Prior to this forecast, most predictions about AI takeoff were speculative or based on limited data. Clark’s institutional positioning and the convergence of multiple technical trends now provide a more concrete basis for assessing the likelihood of a near-term shift towards autonomous AI research.
“there’s a likely chance (60%+) that no-human-involved AI R&D — an AI system powerful enough that it could plausibly autonomously build its own successor — happens by the end of 2028.”
— Jack Clark
Uncertainties Surrounding Technical Feasibility and Institutional Readiness
While the technical trends and benchmark saturation support a high likelihood of autonomous AI research emerging by 2028, significant uncertainties remain. It is unclear whether current AI architectures can fully realize recursive self-improvement without unforeseen technical barriers. Additionally, institutional capacity to regulate, oversee, and respond to such systems is currently inadequate, but the exact timeline and nature of these gaps are still evolving. The possibility of technical or policy obstacles delaying or preventing this transition cannot be ruled out, and the model’s assumptions about exponential progress may not hold if fundamental challenges arise.

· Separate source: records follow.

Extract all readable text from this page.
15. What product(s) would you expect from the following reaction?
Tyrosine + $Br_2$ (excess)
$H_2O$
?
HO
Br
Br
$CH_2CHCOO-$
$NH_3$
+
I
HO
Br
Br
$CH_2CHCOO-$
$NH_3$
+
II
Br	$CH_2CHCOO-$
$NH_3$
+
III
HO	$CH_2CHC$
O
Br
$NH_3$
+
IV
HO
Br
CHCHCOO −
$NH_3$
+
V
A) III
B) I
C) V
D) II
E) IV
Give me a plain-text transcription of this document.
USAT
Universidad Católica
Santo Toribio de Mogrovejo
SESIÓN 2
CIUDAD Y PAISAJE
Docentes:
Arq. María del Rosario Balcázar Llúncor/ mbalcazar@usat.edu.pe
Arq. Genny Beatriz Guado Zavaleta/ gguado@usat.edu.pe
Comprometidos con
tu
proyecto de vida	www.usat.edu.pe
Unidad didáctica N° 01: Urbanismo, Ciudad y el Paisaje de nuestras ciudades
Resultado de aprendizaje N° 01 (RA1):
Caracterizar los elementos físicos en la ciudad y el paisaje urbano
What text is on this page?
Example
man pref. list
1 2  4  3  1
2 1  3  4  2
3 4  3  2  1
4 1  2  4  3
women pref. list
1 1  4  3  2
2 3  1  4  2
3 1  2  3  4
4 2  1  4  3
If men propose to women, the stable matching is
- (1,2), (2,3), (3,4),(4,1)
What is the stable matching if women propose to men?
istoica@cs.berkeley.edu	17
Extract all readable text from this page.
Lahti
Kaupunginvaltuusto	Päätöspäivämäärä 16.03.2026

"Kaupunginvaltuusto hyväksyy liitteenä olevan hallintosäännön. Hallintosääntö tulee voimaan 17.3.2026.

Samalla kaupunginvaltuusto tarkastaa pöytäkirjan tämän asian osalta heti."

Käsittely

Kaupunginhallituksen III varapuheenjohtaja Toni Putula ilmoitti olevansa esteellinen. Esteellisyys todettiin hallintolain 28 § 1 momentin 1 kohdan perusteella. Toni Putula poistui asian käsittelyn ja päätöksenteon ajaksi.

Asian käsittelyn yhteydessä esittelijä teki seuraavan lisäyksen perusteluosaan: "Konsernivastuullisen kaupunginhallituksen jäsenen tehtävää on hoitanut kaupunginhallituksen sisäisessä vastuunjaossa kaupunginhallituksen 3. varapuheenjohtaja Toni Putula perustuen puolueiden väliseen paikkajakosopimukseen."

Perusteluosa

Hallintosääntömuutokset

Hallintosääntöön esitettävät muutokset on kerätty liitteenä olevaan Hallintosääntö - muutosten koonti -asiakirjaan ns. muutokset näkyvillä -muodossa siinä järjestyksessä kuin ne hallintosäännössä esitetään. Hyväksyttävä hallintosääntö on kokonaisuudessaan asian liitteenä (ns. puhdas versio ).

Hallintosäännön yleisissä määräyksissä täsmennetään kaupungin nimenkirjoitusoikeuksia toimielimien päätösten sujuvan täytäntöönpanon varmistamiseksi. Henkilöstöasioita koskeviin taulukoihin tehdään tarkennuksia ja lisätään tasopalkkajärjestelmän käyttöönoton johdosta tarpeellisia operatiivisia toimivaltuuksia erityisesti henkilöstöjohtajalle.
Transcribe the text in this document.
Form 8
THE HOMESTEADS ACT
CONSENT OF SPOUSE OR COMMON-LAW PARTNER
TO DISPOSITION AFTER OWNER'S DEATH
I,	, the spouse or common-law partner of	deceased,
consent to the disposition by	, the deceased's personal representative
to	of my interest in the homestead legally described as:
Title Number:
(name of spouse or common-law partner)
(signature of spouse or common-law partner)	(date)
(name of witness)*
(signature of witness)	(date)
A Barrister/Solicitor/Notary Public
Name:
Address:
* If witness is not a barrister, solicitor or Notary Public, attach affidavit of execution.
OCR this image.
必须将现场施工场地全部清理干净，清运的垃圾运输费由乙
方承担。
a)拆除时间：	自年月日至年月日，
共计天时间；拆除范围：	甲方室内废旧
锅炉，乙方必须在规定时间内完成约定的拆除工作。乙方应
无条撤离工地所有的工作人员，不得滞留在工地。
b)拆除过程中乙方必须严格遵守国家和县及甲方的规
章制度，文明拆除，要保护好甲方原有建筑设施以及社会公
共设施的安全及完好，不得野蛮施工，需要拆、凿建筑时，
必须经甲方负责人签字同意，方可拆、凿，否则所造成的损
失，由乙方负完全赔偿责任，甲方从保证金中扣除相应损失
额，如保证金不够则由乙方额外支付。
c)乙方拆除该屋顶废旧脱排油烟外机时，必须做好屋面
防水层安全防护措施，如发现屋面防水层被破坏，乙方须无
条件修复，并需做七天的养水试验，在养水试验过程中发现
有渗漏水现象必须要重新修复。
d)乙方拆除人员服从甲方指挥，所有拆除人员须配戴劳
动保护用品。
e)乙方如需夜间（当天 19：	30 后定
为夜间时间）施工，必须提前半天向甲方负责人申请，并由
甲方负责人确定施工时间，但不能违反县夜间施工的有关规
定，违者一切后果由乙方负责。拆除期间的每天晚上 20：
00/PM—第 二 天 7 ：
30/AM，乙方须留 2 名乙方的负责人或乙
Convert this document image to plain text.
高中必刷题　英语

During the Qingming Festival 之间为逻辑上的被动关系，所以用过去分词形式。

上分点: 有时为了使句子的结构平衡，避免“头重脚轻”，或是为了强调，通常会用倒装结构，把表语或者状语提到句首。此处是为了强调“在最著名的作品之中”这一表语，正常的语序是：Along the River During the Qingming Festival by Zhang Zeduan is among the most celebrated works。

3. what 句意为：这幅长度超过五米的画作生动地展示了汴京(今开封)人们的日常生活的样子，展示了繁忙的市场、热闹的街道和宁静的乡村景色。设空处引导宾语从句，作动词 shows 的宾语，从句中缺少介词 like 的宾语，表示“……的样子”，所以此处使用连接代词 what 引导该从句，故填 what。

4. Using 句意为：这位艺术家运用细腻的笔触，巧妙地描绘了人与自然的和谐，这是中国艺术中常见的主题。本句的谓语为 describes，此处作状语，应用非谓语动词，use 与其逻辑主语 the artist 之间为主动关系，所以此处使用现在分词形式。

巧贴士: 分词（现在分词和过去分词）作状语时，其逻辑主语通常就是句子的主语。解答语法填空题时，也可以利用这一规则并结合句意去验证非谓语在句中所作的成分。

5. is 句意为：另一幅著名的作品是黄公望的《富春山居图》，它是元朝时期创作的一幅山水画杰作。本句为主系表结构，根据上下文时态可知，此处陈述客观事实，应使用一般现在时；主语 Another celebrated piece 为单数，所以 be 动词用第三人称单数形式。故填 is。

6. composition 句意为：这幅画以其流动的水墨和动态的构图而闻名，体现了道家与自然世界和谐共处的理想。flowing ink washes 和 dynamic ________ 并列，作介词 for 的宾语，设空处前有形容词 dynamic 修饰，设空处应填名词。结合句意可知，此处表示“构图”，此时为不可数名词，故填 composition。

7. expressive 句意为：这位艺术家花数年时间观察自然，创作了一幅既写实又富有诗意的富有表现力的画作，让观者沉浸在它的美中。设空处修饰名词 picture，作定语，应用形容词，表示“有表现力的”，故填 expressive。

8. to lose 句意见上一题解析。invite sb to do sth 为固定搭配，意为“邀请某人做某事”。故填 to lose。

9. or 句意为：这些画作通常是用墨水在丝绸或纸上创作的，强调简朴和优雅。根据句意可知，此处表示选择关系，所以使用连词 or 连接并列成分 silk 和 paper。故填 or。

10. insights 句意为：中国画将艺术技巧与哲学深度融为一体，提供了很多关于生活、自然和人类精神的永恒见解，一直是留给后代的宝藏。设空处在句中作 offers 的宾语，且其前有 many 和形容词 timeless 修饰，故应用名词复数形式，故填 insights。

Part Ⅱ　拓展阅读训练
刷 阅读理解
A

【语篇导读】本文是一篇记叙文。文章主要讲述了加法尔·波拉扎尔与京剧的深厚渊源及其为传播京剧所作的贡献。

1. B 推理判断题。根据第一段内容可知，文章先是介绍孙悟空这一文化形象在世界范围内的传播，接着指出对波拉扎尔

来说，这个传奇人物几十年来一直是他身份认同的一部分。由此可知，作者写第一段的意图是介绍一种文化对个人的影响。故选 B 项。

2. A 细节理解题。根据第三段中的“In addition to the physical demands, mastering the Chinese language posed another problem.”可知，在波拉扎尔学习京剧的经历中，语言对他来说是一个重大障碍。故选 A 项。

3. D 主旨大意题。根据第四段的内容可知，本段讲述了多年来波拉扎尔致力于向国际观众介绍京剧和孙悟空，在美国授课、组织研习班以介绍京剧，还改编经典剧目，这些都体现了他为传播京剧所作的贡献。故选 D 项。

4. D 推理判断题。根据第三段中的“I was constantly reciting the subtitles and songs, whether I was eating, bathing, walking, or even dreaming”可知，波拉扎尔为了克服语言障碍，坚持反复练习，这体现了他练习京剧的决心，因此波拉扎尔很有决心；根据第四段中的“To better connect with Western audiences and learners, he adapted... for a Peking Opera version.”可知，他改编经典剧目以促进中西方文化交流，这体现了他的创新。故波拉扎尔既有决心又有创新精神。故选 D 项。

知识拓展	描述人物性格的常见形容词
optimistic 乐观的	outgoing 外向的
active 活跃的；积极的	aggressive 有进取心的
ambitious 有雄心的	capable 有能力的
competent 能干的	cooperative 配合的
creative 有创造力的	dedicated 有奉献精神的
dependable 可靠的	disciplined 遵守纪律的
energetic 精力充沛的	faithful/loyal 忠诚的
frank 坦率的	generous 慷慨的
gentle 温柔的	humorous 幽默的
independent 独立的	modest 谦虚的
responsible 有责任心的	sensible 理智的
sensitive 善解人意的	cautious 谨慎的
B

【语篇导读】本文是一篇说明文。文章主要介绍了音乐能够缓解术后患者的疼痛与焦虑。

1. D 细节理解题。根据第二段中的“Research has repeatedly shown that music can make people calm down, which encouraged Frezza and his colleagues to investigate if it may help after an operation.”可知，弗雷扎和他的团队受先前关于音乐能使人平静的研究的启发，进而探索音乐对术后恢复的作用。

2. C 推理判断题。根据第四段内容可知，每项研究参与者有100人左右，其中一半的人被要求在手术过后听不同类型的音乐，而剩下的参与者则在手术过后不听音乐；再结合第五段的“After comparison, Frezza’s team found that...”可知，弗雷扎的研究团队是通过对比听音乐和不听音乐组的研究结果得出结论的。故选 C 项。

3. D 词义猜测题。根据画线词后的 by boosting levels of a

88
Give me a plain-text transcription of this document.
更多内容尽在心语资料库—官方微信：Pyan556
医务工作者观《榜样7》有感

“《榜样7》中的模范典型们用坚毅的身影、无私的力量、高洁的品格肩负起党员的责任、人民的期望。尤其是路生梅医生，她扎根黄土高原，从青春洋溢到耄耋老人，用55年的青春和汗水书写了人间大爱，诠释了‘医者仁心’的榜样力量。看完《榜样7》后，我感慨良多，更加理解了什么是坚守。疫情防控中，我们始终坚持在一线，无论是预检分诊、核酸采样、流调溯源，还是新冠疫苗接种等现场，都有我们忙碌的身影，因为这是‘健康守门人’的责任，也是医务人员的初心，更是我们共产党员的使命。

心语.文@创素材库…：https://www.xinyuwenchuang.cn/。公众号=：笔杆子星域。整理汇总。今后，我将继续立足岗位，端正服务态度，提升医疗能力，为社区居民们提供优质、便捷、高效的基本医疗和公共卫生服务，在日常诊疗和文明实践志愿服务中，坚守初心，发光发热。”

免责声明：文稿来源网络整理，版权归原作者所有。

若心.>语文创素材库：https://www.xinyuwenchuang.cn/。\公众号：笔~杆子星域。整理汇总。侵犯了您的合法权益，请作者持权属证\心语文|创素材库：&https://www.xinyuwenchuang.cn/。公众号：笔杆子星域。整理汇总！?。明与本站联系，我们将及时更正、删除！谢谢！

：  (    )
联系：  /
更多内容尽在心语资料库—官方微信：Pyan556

Next Steps for Monitoring and Policy Preparation
Researchers, policymakers, and industry leaders need to closely monitor the technical developments and benchmark saturation trends over the coming months. Key actions include developing safety protocols tailored to autonomous research systems, engaging in international policy discussions, and preparing institutions for rapid response scenarios. Further analysis is required to assess the technical feasibility of recursive self-improvement and to refine risk assessments. The period ahead will be critical for shaping the regulatory and safety frameworks necessary to manage the potential emergence of fully autonomous AI systems.
Key Questions
What does ‘autonomous AI research’ mean in this context?
It refers to AI systems capable of independently identifying research problems, developing solutions, and iterating on their own without human intervention, potentially leading to self-improving AI capable of building successors.
How reliable is Jack Clark’s forecast?
The forecast is based on converging technical indicators and institutional statements. However, uncertainties about technical feasibility and institutional capacity mean the prediction remains probabilistic, not certain.
Why is the 2028 timeline significant?
It marks a period within which the convergence of technical progress and institutional readiness could produce a transformative shift in AI capabilities, with profound policy and safety implications.
What are the risks if autonomous AI research is achieved?
Potential risks include loss of human control, unintended behaviors, and rapid, unpredictable technological advancement that current safety measures may be unprepared to handle.
What should institutions do now?
They should enhance safety protocols, develop international regulations, and prepare for rapid response scenarios to mitigate risks associated with autonomous AI systems emerging in the near future.